Politica

Scandalo degli account violati Facebook precipita in Borsa

Il social network perde il 7% a Wall Street per le inchieste aperte in Usa e Gb. Spiati e utilizzati i dati degli utenti

Cinzia Meoni

Facebook crolla in Borsa e scende ai minimi dal settembre del 2012. Il social network ha perso ieri a Wall Street il 7 per cento, sfiorando a un certo punto l'8. Colpa del fatto che l'azienda di Mark Zuckerberg è stato chiamato dalle autorità americane e britanniche a rispondere dell'utilizzo illecito di dati raccolti attraverso Facebook da Cambridge Analityca, società specializzata nell'analisi dei dati web. Il voto sulla Brexit e l'elezione di Donald Trump potrebbero essere stati infatti guidati proprio dall'utilizzo di questi dati. Quanto all'Europa, Vera Jourova, commissaria europea per la Giustizia, ha commentato via Twitter: «Se confermato, è orripilante». L'attenzione è alle stelle. «Nessuno può più pretendere che Facebook sia solo un gioco indolore», titola il quotidiano The Guardian che, insieme al New York Times, ha ricostruito le fila di questa spy-story che, grazie a una tempestiva soffiata di Christopher Wylie, ex dipendente di Cambridge Analityca, unisce le due sponde dell'Atlantico e potrebbe perfino arrivare fino in Russia.

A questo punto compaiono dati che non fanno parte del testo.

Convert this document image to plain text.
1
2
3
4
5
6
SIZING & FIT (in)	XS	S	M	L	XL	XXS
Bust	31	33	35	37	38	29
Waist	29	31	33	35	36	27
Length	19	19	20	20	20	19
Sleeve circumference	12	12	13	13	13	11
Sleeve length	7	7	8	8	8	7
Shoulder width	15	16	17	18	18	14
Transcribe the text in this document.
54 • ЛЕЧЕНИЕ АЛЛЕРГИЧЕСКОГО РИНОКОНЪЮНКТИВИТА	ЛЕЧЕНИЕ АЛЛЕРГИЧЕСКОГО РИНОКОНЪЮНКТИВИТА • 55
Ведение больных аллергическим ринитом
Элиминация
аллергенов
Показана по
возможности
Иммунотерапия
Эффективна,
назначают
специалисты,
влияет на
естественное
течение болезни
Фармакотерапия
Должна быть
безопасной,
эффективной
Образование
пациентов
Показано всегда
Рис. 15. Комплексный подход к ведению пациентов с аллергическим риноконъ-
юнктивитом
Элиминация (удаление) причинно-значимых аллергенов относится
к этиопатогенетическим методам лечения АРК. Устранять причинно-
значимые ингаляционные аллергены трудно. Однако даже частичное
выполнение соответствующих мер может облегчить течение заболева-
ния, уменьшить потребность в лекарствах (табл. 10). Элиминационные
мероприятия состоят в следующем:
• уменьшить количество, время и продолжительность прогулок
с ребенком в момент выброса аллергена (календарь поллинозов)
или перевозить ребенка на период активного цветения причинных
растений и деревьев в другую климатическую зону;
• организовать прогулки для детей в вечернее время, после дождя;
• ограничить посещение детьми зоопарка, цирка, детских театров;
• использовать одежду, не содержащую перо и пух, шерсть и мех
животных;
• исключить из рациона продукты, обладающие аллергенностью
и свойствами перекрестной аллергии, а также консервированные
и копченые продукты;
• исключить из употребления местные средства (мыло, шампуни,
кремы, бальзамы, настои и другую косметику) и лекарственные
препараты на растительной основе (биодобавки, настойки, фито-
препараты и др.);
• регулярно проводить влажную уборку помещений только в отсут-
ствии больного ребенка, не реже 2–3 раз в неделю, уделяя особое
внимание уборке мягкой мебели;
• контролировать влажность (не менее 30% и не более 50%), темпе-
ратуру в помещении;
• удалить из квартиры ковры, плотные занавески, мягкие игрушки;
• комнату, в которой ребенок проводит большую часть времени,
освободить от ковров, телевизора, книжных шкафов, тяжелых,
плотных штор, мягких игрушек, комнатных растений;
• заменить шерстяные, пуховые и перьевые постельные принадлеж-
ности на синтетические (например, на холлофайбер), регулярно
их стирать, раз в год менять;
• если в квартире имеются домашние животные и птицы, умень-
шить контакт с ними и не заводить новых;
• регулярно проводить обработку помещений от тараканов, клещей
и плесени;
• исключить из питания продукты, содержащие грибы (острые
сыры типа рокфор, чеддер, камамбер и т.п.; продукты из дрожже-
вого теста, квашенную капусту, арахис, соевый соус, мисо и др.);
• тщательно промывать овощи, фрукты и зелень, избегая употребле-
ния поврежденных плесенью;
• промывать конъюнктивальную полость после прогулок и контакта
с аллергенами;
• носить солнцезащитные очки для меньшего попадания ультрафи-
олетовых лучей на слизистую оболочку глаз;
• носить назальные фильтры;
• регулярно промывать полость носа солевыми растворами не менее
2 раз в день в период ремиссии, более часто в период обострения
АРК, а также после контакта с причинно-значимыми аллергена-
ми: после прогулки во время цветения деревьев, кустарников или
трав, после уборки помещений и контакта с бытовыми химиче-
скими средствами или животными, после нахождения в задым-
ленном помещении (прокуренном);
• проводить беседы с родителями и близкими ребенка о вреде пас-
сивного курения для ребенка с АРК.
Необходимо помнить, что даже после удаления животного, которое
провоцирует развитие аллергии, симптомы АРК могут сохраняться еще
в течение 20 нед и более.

Ed è solo l'inizio. Con lo scoppio dello scandalo social, è stato scoperchiato il vaso di Pandora: è ormai evidente che l'universo digitale è un Far West privo controlli dove le superstar del web fanno soldi rivendendo i profili personali degli utenti ai «burattinai», chiunque essi siano, e influenzando il mondo reale. Il solo Facebook d'altro canto conta su oltre due miliardi di iscritti (quaranta volte la popolazione italiana) e, se si considerano i pianeti satelliti, come WhatsApp, Messenger e Instagram, si superano i 5,1 miliardi. Ecco quindi che da più parti si invoca una stretta normativa che limiti l'uso distorto di simili mezzi.

Secondo la ricostruzione della stampa anglosassone, oltre 50 milioni di persone sono state spiate a loro insaputa attraverso una applicazione per Facebook, «thisisyourdigitallife» («questa è la tua vita digitale») elaborata da Aleksandr Kogan in collaborazione con Cambridge Analytica. All'applicazione, a cui si accedeva tramite il login a Facebook, avevano aderito 270mila utenti con la promessa di rivelazioni sulla personalità basate sulla vita digitale. La raccolta e l'analisi dei dati tuttavia si era estesa anche alla rete degli inconsapevoli amici «social» degli iscritti, un'attività all'epoca consentita da Facebook. In questo modo, grazie a «thisisyourdigitallife», la stampa anglosassone ha calcolato che sia stato creato un archivio con i profili dettagliati di oltre 50 milioni di soggetti i cui commenti, reazioni, foto e scritti sono stati tracciati, studiati ed elaborati attraverso i leggendari algoritmi per essere «pronti all'uso» in qualunque campagna marketing.

I dati così raccolti, nonostante le regole di Facebook vietino ai gestori di applicazioni l'utilizzo a fini pubblicitari, sarebbero stati usati a sostegno della Brexit e dell'elezione di Trump. È questa l'accusa che pende sul social network, i cui controlli sarebbero stati violati senza ripercussioni. Il gruppo fondato da Mark Zuckerberg sarebbe infatti stato messo a conoscenza da tempo dell'utilizzo illecito dei dati, senza tuttavia informare gli utenti.

In questo scenario, per di più, il procuratore speciale Robert Mueller che indaga sulle presunte interferenze della Russia nelle elezioni statunitensi e sull'eventuale coinvolgimento di Trump ha chiesto che Cambridge Analytica fornisca ogni documentazione.